2. HD. 12.03.2003- 2146/3428
- Kişisel ilişkinin analık- babalık duygularını tatmin edici şekilde düzenlenmesi
Taraflar aynı yerde oturmaktadırlar. Kişisel ilişki amacına uygun, analık, babalık duygularını tatmin eder şekilde düzenlenmelidir. Bu yön gözetilmeden ayın bazı hafta sonları baba ile kişisel ilişki düzenlenmemesi de yetersiz olup, doğru değildir.
2. HD. 01.04.1976- 2582/2558
Velayet kendisine verilen kişi çocuk ile öbür tarafın şahsi münasebetlerinin düzenlenmesini isteyebilir. Çünkü infaz yönünden kendisi de bu konu ile doğrudan doğruya ilgilidir ve yükümlülüğünü bilmesinde yararı vardır. Zaten şahsi münasebetin resen düzenlenmesinin kanunda emredilmiş olmasının amacı da budur. Bu bakımdan velayet kendisine verilen tarafta düzenleme eksikliğini temyiz edebilir. O halde çocukla ana arasındaki şahsi münasebetin tanzim edilmemiş olması usul ve kanuna aykırıdır.
2. HD. 21.01.2004- 14407/665
Kabule göre de kişisel ilişki annelik babalık duygularını tatmin edecek yeterlikte ve nitelikte olmalıdır. Küçüklerin annenin yanında gece de kalacak şekilde uygun kişisel ilişki tesisi gerekirken bu hususun gözetilmemesi doğru değildir.

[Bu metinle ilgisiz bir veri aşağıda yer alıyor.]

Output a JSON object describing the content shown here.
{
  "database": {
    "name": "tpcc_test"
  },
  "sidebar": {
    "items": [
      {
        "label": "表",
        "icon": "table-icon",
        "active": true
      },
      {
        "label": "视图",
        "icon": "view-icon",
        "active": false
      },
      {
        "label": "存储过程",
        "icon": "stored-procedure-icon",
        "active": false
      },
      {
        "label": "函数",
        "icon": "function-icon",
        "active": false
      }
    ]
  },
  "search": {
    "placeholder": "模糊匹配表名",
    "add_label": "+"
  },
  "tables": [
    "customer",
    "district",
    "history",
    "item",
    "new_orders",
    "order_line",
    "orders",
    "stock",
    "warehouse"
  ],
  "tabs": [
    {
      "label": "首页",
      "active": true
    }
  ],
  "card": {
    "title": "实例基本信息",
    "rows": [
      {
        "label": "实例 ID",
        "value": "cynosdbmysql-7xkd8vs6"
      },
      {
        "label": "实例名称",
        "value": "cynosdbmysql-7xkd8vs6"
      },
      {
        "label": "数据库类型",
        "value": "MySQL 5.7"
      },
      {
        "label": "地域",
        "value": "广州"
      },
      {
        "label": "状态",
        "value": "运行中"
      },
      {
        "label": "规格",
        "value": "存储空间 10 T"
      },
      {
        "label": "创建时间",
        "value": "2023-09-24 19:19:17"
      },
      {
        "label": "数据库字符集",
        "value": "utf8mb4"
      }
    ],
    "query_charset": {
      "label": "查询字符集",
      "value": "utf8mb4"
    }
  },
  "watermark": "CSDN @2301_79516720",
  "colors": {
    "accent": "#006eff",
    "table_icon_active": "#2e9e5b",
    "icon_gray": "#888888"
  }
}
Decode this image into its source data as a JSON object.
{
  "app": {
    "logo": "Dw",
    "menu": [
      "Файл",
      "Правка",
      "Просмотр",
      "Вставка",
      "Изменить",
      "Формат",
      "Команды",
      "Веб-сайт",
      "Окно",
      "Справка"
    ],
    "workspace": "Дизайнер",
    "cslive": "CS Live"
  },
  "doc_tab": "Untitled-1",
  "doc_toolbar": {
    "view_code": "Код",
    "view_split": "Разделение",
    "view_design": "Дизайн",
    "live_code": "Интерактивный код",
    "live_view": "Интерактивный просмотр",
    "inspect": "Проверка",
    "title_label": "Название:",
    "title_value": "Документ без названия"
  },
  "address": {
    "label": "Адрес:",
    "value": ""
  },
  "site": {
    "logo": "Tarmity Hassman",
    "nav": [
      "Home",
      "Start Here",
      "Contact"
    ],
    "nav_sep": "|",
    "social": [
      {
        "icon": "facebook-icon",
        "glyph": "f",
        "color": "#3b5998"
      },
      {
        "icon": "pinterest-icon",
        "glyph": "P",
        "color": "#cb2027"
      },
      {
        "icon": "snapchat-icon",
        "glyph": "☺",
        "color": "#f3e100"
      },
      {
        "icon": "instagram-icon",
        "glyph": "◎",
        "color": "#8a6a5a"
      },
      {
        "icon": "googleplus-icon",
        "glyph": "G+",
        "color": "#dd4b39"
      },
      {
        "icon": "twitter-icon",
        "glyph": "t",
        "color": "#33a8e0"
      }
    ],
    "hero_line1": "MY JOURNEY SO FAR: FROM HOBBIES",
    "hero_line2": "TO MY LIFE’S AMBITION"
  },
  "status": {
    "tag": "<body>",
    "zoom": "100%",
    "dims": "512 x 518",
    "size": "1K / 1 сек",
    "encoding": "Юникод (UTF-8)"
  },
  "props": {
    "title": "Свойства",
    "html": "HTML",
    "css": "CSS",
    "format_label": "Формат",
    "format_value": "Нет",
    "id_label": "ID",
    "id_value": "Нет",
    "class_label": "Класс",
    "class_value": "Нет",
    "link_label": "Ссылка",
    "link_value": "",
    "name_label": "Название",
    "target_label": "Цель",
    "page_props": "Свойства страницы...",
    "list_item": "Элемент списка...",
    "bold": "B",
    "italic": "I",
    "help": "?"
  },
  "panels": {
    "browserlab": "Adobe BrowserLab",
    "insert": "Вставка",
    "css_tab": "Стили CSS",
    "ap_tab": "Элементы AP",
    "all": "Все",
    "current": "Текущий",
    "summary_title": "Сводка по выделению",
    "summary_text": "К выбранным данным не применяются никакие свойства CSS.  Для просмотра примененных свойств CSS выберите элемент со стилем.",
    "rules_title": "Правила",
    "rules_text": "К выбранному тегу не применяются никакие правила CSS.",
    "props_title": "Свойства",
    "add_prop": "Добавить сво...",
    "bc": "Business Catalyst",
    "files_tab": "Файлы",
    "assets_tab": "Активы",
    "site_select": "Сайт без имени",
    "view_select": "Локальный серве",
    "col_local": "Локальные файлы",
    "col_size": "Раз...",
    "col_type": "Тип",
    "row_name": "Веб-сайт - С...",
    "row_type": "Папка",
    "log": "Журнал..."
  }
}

2. HD. 26.02.2003- 1093/2503
- Kişisel ilişkinin küçüğün bedeni ve fikri gelişimine engel olmayacak şekilde düzenlenmesi
Müşterek çocuk 15.01.2000 doğumludur. Her hafta sonu Cumartesi ve Pazar günleri davacı babayla kişisel ilişki düzenlenmesi, çocuğun bedeni ve fikri gelişmesinde engel olacağı gibi, davalı annenin velayet görevini yerine getirmesini de etkiler niteliktedir. Bu nedenle daha uygun süreli kişisel ilişki düzenlemek üzere hükmün bozulmasına karar verilmesi gerekmiştir.” 2. HD. 25.06.2003- 8492/9542
Mahkemece tarafların çocuğu Sanem ile ayda 3 gün davalı babasının gece yatılı olarak kalacak şekilde kişisel ilişki tesisi çocuğun yaşı nazara alındığında çocuğun bedeni ve fikri gelişmesine olumsuz etki yapacağı gibi, tarafların anlaşmalarına uygun da değildir. Bu yön nazara alınmadan hüküm tesisi doğru görülmemiştir.
2. HD. 04.03.2022- 2248/2813
- Büyükanne ve büyükbaba ile torunu arasında kişisel ilişki kurulması
07.04.1996 doğumlu küçük Burak ile büyükbaba arasında kişisel ilişki kurulmuş, bu karar 13.07.1999’ da kesinleşmiştir. Toplanan delillerden 1999 Ağustos ayında davalı dede Arif, küçüğü kurulan ilişkiye dayanarak yanına aldığı, ilişki süresinin sonunda anneye teslim etmediği, anneye teslim edilmesi için 02.11.1999’ da takibe geçildiği, 14.12.1999 ve 11.2.2000’ de yapılan icra işlemlerinin sonuçsuz kaldığı anlaşılmaktadır. Dedenin davranışı sebebiyle küçüğün huzuru, bedeni ve fikri gelişimi tehlikeye girmiştir. Gerçekleşen bu durum karşısında davanın kabulü gerekirken yazılı şekilde hüküm kurulması usul ve yasaya aykırıdır.